Selon l'arrêté du 29 novembre 1973 relatif à la terminologie économique et financière l'affacturage est :

 

" Une opération ou technique de gestion financière par laquelle, dans le cadre d'une convention, un organisme spécialisé gère les comptes clients d'entreprises en acquérant leurs créances, en assurant leur recouvrement pour son propre compte et en supportant les pertes éventuelles sur des débiteurs insolvables. »

 

Sur le plan économique et pratique il s'agit pour une entreprise commerciale dénommée l'adhérente de transmettre, dans le cadre d'un contrat commercial, ses créances à une société de financement dénommée « le factor » laquelle, moyennant une rémunération, se charge d'en assurer la gestion, de les recouvrer et d'en garantir le paiement même en cas de défaillance du débiteur.Il s'agit donc fondamentalement d'un contrat de louage d'ouvrage à durée indéterminée, qui peut être qualifié d'intuitu personae en raison de la collaboration étroite et confiante qui doit nécessairement s'instaurer entre les parties pour sa bonne exécution. Cependant ces dernières vont être conduites à mettre en œuvre, dans leurs rapports réciproques, d'autres techniques juridiques, principalement la subrogation conventionnelle et la convention de compte-courant et ce, pour des raisons pratiques et afin d'assurer la parfaite exécution de leurs obligations contactuelles réciproques.

 

B. Quels sont les intervenants?

 

1. Le factor : c'est le prestataire de services. Il doit remplir certaines conditions permettant d'assurer à ses clients un maximum de garanties :

 

  • -il doit avoir obligatoirement le statut d'établissement de crédit
    -il doit avoir obtenu l'agrément du CECEI (Art. 15 L. 24.1.1984)
    -enfin il est soumis au contrôle de la commission bancaire (Art. 37 L. 24.1.1984)

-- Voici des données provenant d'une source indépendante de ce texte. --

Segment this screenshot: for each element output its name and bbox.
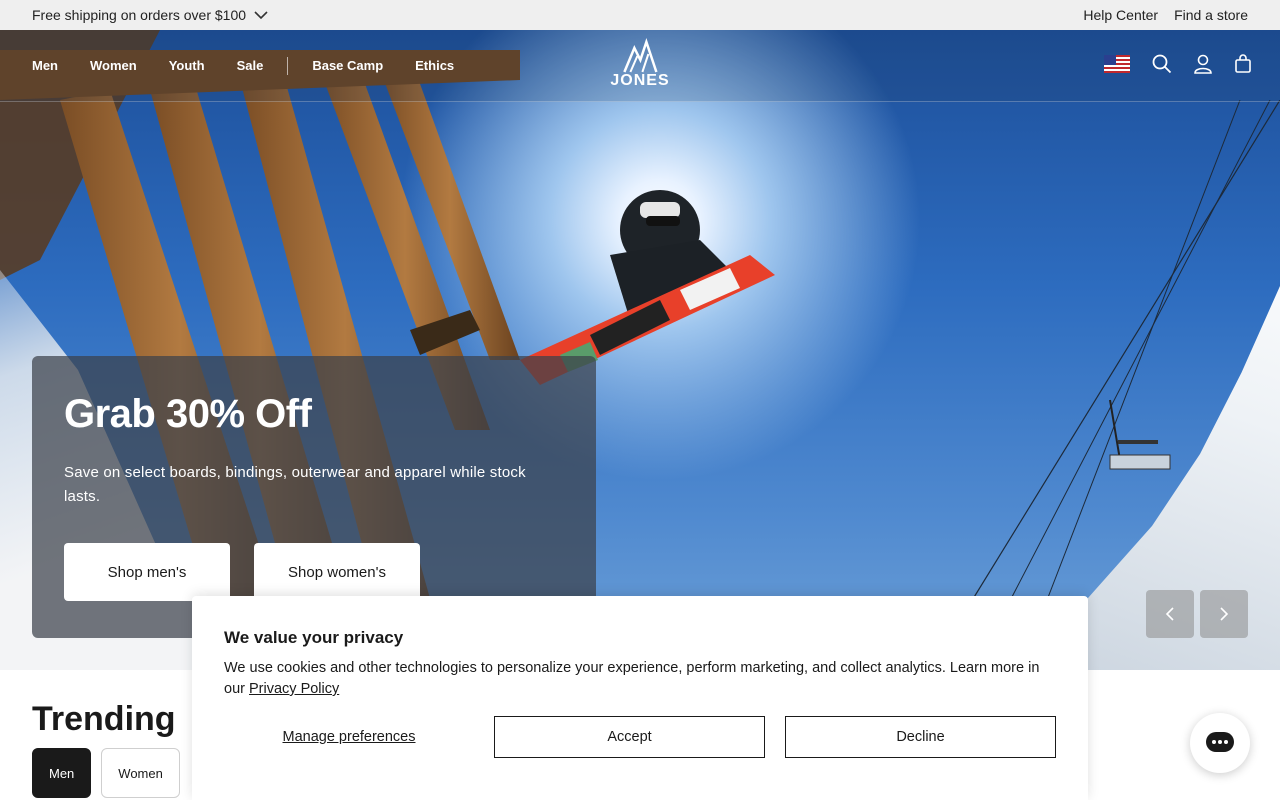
announcement-bar: Free shipping on orders over $100 Help C… (0, 0, 1280, 30)
carousel-controls (1146, 590, 1248, 638)
help-center-link[interactable]: Help Center (1083, 7, 1158, 23)
decline-button[interactable]: Decline (785, 716, 1056, 758)
promo-subtext: Save on select boards, bindings, outerwe… (64, 464, 526, 505)
cookie-title: We value your privacy (224, 628, 404, 647)
trending-tabs: Men Women (32, 748, 180, 798)
tab-women[interactable]: Women (101, 748, 180, 798)
nav-men[interactable]: Men (32, 58, 58, 73)
nav-women[interactable]: Women (90, 58, 137, 73)
cookie-banner: We value your privacy We use cookies and… (192, 596, 1088, 800)
carousel-prev-button[interactable] (1146, 590, 1194, 638)
shop-mens-button[interactable]: Shop men's (64, 543, 230, 601)
promo-headline: Grab 30% Off (64, 392, 312, 436)
account-icon[interactable] (1194, 54, 1212, 74)
nav-divider (287, 56, 289, 75)
carousel-next-button[interactable] (1200, 590, 1248, 638)
cart-icon[interactable] (1234, 54, 1252, 74)
cookie-body-text: We use cookies and other technologies to… (224, 660, 1040, 697)
trending-title: Trending (32, 700, 176, 738)
shipping-text: Free shipping on orders over $100 (32, 7, 247, 23)
chevron-down-icon (254, 7, 268, 23)
tab-men[interactable]: Men (32, 748, 92, 798)
site-header: Men Women Youth Sale Base Camp Ethics JO… (0, 30, 1280, 102)
nav-ethics[interactable]: Ethics (415, 58, 454, 73)
nav-base-camp[interactable]: Base Camp (312, 58, 383, 73)
main-nav: Men Women Youth Sale Base Camp Ethics (32, 56, 454, 75)
chairlift-image (959, 100, 1280, 670)
accept-button[interactable]: Accept (494, 716, 765, 758)
privacy-policy-link[interactable]: Privacy Policy (249, 681, 339, 697)
us-flag-icon[interactable] (1104, 55, 1130, 73)
shop-womens-button[interactable]: Shop women's (254, 543, 420, 601)
nav-sale[interactable]: Sale (237, 58, 264, 73)
chat-icon (1206, 732, 1234, 752)
chat-button[interactable] (1190, 713, 1250, 773)
arrow-left-icon (1165, 607, 1174, 621)
manage-preferences-button[interactable]: Manage preferences (224, 729, 474, 745)
mountain-logo-icon (622, 38, 658, 73)
cookie-body: We use cookies and other technologies to… (224, 658, 1056, 700)
nav-youth[interactable]: Youth (169, 58, 205, 73)
search-icon[interactable] (1152, 54, 1172, 74)
find-store-link[interactable]: Find a store (1174, 7, 1248, 23)
brand-logo[interactable]: JONES (610, 38, 669, 90)
arrow-right-icon (1220, 607, 1229, 621)
shipping-announcement[interactable]: Free shipping on orders over $100 (32, 7, 268, 23)
logo-text: JONES (610, 72, 670, 89)
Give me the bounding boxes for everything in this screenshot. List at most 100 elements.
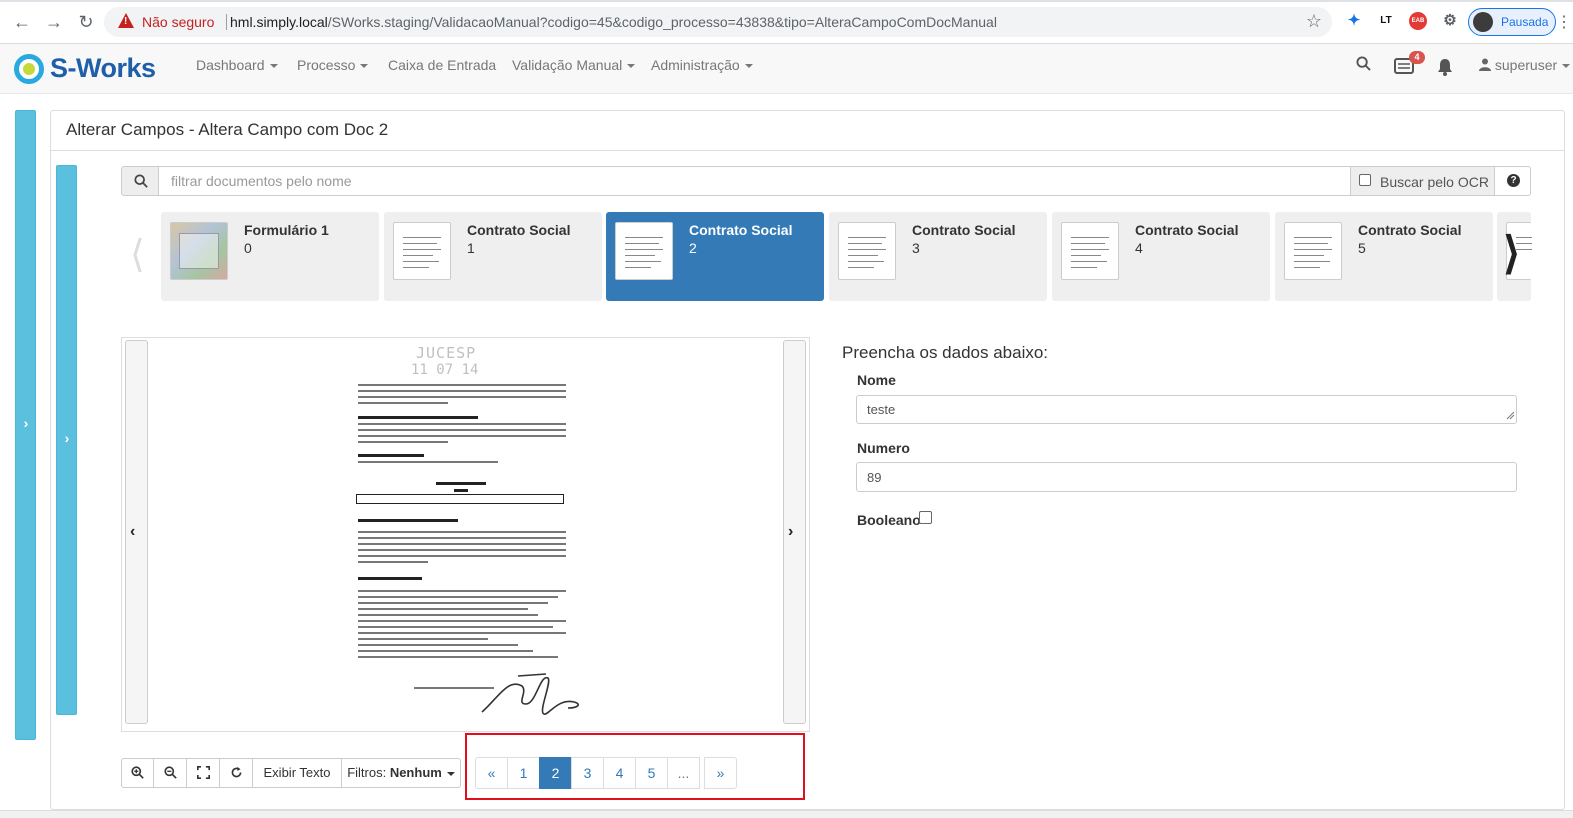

2. L'adhérent ou client : c'est le bénéficiaire des prestations offertes par le factor. Il s'agira généralement d'entreprises d'une certaine dimension, désireuses de se décharger de la gestion de leurs créances et d'obtenir, en contrepartie de leur transfert au factor, un financement et une garantie de bonne fin.

 

3. Les débiteurs : du fait de la remise des factures qui lui sont confiées par son adhérent, le factor va être directement en rapport avec les débiteurs de son adhérent et traitera avec eux, soit pour son propre compte, s'il bénéficie de la subrogation (cas des créances garanties) soit pour le compte de son adhérent (cas des créances non garanties

 

C. Objet du contrat

 

L'objet du contrat est constitué d'un ensemble de prestations de services fourni par le factor à l'adhérent, en contrepartie d'une rémunération.

 

 

1°) Nature et contenu des prestations du factor :

 

Ces prestations de services concernent :

 

  • - la gestion des créances que l'adhérent cède au factor
  • - leur garantie de bonne fin pour celles qu'il a approuvées
  • - et enfin leur financement

a) La gestion des créances :

 

L'adhérent doit remettre au factor les pièces justificatives de toutes ses créances certaines et exigibles, accompagnées d'un bordereau et d'une promesse écrite de subrogation (quittance subrogative) conforme à l'article 1250 du code civil.

 

Deux précisions doivent être données à ce propos : En premier lieu, l'équilibre économique des prestations complexes et risquées dont le factor a la charge suppose que l'adhérent cède en exclusivité et en totalité les créances de ses clients : Ce sont les principes d'unicité et de globalité qui interdisent normalement à l'adhérent de confier ses créances à un autre prestataire et de procéder à toute sélection de ses créances avant leur transfert au factor, sauf accord exprès des parties prévoyant d'exclure de ce transfert une catégorie de débiteur ou de créance relative à un produit ou à un secteur d'activité déterminé En second lieu, l'adhérent ne peut transmettre au factor que des créances certaines et exigibles, ce que ce dernier doit pouvoir vérifier en se faisant remettre les pièces justificatives de chaque créance et en obtenant auprès de son « partenaire adhérent » toutes les informations nécessaires.

 

b) La garantie des créances :

Le contrat d'affacturage prévoit -- et c'est son principal intérêt, -- la garantie de bonne fin des créances c'est-à-dire leur paiement en cas d'insolvabilité constatée du débiteur.

 

Cette garantie ne concerne que les créances ayant fait l'objet d'un agrément (ou approbation) préalable du factor, selon une procédure définie par le contrat et pour lesquelles l'adhérent l'a valablement subrogé dans ses droits et actions contre le débiteur.

 

En pratique l'adhérent, en même temps qu'il remet ses créances au factor, sollicite pour chacun de ses débiteurs son approbation pour un montant déterminé. Après étude des pièces et des informations recueillies sur les débiteurs, le factor fixe pour chacun de ceux-ci, le cas échéant, le montant de sa garantie et s'engage donc à régler à due concurrence les factures impayées ou irrecouvrables.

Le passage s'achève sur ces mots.